# Quickstart

Here, we'll go through a very basic example of reconstructing, preprocessing, and visualizing 4D faces from video data using Medusa's Python API. For more information about its command-line interface, check the CLI [documentation](../api/cli)!

We'll use a short video to reconstruct, shown below:

In [None]:
import os  # need 'egl' for 'headless' rendering!
os.environ['PYOPENGL_PLATFORM'] = 'egl'
from IPython.display import Video

from medusa.data import get_example_video
vid = get_example_video()

# Show in notebook
Video(vid, embed=True)  

## Reconstruction

For this example, we'll use the [Mediapipe Face Mesh](https://google.github.io/mediapipe/solutions/face_mesh.html) model to reconstruct the face in the video in 4D, that is, a 3D reconstruction for each frame of the video. We are going to use the high-level `videorecon` function from Medusa, which reconstructs the video frame by frame and returns a ``MediapipeData`` object, which contains all reconstruction (meta)data.

In [None]:
from medusa.recon import videorecon
data = videorecon(vid, recon_model='mediapipe', loglevel='WARNING')

Great! Now let's inspect the ``data`` variable. The reconstructed vertices are stored in the attribute `v`, a numpy array of shape $T$ (time points) $\times\ V$ (vertices) $\times\ 3$ (X, Y, Z).

In [None]:
print("`v` is of type: ", type(data.v))
print("`v` has shape: ", data.v.shape)

The the data contained in `v` represents, for each time point, the 3D coordinates of the vertices (also called "landmarks") that describe the shape of the face. The particular mesh used by Mediapipe contains 468 vertices, but other reconstruction models may contain many more vertices (like [FLAME](https://flame.is.tue.mpg.de), which contains 5023 vertices)!

To get an idea of the data, let's just extract the 3D vertices from the first time point (i.e., the first frame of the video) and plot it. We need to do this in 2D, of course, so we'll just a scatterplot to visualize the X and Y coordinates only:  

In [None]:
import matplotlib.pyplot as plt
t0 = data.v[0, :, :]  # first time point
t0_x = t0[:, 0]
t0_y = t0[:, 1]

plt.figure(figsize=(6, 6))
plt.scatter(t0_x, t0_y)
plt.axis('off')
plt.show()

A more appealing way to visualize the reconstruction is as a "wireframe". Medusa allows you to do this for all time points, such that it creates a video of the full 4D reconstruction, and (optionally) rendered on top of the original video as well. To do so, you can use the ``render_video`` method that each data object in Medusa has. 
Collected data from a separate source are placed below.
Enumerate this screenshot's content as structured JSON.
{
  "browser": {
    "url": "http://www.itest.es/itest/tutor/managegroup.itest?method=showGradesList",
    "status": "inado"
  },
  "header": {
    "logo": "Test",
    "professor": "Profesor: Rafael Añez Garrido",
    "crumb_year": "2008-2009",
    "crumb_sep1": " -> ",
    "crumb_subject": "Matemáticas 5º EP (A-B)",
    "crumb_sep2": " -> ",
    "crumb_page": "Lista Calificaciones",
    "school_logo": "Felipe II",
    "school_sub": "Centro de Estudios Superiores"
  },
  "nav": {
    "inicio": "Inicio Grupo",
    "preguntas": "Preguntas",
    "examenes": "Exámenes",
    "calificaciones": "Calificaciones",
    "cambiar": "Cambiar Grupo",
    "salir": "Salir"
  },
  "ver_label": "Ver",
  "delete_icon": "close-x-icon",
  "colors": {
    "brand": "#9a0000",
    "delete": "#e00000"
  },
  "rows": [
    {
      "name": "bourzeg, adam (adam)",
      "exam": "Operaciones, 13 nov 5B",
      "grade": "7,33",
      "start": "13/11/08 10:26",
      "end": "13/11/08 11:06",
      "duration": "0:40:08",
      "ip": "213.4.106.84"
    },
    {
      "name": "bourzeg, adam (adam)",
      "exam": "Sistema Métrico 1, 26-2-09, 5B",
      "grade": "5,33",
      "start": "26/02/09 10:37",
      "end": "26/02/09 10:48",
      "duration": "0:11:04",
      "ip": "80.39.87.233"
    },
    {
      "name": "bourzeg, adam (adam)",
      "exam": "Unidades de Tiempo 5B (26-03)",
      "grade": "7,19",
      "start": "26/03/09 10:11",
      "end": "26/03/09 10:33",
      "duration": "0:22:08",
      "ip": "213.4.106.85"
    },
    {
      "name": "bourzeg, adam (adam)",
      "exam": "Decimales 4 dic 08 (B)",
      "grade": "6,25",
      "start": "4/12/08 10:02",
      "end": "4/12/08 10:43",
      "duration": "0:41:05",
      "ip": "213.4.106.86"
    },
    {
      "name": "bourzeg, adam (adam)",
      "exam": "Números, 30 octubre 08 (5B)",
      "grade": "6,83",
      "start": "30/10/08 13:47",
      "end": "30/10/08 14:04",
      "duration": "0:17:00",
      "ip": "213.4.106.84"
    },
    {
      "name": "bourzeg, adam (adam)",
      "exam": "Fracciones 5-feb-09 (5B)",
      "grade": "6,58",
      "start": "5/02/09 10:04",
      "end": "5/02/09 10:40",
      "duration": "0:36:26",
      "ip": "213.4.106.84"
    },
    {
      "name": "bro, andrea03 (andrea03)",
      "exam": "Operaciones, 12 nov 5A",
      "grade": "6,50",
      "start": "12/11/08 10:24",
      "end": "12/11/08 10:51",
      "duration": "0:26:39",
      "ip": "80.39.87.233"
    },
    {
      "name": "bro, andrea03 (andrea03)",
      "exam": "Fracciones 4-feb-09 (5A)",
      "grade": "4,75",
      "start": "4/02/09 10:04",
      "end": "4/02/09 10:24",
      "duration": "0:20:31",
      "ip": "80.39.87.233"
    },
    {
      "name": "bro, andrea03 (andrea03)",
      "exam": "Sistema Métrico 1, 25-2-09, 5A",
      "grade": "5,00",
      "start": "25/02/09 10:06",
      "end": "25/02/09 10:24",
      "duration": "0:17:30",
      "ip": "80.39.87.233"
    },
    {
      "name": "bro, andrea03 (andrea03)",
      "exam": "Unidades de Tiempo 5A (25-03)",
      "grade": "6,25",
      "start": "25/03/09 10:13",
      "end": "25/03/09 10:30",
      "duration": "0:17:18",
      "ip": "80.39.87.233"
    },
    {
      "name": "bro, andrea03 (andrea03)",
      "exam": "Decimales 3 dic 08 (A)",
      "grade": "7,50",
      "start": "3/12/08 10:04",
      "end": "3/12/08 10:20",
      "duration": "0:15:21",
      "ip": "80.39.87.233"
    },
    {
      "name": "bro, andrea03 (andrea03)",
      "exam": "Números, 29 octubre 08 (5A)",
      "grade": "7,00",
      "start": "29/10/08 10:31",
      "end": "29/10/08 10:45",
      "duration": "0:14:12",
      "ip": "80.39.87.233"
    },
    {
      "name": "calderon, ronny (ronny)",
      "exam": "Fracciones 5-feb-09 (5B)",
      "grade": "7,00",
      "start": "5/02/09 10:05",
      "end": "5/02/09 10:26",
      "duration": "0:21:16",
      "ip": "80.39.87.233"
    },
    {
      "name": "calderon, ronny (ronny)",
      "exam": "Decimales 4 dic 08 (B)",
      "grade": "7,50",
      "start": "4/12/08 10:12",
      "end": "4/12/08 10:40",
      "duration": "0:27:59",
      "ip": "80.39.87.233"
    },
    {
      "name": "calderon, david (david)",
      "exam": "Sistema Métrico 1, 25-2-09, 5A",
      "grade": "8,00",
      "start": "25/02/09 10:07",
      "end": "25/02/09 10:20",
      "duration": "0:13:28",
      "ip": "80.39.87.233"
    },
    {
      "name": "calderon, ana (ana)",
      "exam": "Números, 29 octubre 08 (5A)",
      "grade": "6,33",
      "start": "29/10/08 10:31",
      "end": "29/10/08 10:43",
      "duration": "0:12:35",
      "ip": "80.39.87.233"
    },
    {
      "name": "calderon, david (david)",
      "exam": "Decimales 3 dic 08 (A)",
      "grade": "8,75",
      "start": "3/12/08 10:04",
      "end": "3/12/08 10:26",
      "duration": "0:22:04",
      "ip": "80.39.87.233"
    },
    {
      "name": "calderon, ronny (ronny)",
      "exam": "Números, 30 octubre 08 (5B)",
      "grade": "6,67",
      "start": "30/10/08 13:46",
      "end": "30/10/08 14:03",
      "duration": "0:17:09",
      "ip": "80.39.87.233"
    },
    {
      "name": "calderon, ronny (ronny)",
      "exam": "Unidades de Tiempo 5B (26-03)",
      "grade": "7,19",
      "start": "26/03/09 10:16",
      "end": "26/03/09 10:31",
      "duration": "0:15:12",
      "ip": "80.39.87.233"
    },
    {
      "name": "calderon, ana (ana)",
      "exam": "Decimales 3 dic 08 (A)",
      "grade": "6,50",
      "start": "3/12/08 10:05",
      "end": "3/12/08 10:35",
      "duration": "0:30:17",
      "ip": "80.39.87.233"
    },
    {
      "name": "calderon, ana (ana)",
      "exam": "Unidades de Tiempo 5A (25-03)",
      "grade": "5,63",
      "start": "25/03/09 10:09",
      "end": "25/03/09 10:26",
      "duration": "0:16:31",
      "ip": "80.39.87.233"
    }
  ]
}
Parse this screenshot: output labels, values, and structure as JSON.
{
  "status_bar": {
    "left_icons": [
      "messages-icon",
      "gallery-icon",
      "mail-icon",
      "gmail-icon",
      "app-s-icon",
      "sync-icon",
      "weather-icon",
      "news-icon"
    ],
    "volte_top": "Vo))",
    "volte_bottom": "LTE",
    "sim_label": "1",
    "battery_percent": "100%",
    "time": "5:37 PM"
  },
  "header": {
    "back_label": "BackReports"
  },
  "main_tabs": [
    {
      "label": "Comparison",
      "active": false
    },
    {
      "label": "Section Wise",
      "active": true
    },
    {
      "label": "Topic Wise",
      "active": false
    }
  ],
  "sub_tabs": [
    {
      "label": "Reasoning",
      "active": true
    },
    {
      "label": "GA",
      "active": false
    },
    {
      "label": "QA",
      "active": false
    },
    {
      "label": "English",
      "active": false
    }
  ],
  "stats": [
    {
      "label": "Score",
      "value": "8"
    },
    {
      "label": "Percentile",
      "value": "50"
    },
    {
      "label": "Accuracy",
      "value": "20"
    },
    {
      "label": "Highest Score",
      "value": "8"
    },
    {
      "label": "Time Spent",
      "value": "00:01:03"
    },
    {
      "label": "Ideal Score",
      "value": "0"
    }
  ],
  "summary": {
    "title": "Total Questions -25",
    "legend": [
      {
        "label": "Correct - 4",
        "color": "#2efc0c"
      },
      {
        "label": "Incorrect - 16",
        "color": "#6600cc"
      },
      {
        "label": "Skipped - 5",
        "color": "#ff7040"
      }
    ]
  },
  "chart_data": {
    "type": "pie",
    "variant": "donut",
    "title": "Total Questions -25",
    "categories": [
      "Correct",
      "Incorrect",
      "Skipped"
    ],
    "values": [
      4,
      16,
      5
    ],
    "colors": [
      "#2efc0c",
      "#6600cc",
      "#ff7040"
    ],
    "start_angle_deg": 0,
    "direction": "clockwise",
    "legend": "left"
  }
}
We do this below. By setting the `video` parameter to the path of the video, we tell the `render_video` method to render the wireframe on top of the original video:

In [None]:
f_out = './example_vid_recon.mp4'
data.render_video(f_out, wireframe=True, video=vid)

# Show in notebook
Video('./example_vid_recon.mp4', embed=True)

That looks pretty good! However, there are two issues with the data as it is now. First, each vertex represents both "global" (rigid) movement (i.e., the face moving left/right/up/down and rotating) and "local" (non-rigid) information (i.e., facial expressions such as smiling and frowning). Second, part of these rigid movements seem to reflect noisy "jitter", which are simply inaccuracies in the reconstruction.

## Alignment

We can separate global and local movement by *aligning* the reconstructions across time. Alignment, here, refers to the rotation and translation necessary to match the reconstructed vertices from each timepoint to a reference timepoint or template. To align a reconstructed 4D dataset, you can use the `align` function:

In [None]:
from medusa.preproc import align
data = align(data)

After alignment, the vertices now represent local movement only (as the global movement has been projected out). Let's visualize the data again, to confirm that it only represents local movement:

In [None]:
f_out = './example_vid_recon.mp4'
data.render_video(f_out, wireframe=True, video=vid)

Video('./example_vid_recon.mp4', embed=True)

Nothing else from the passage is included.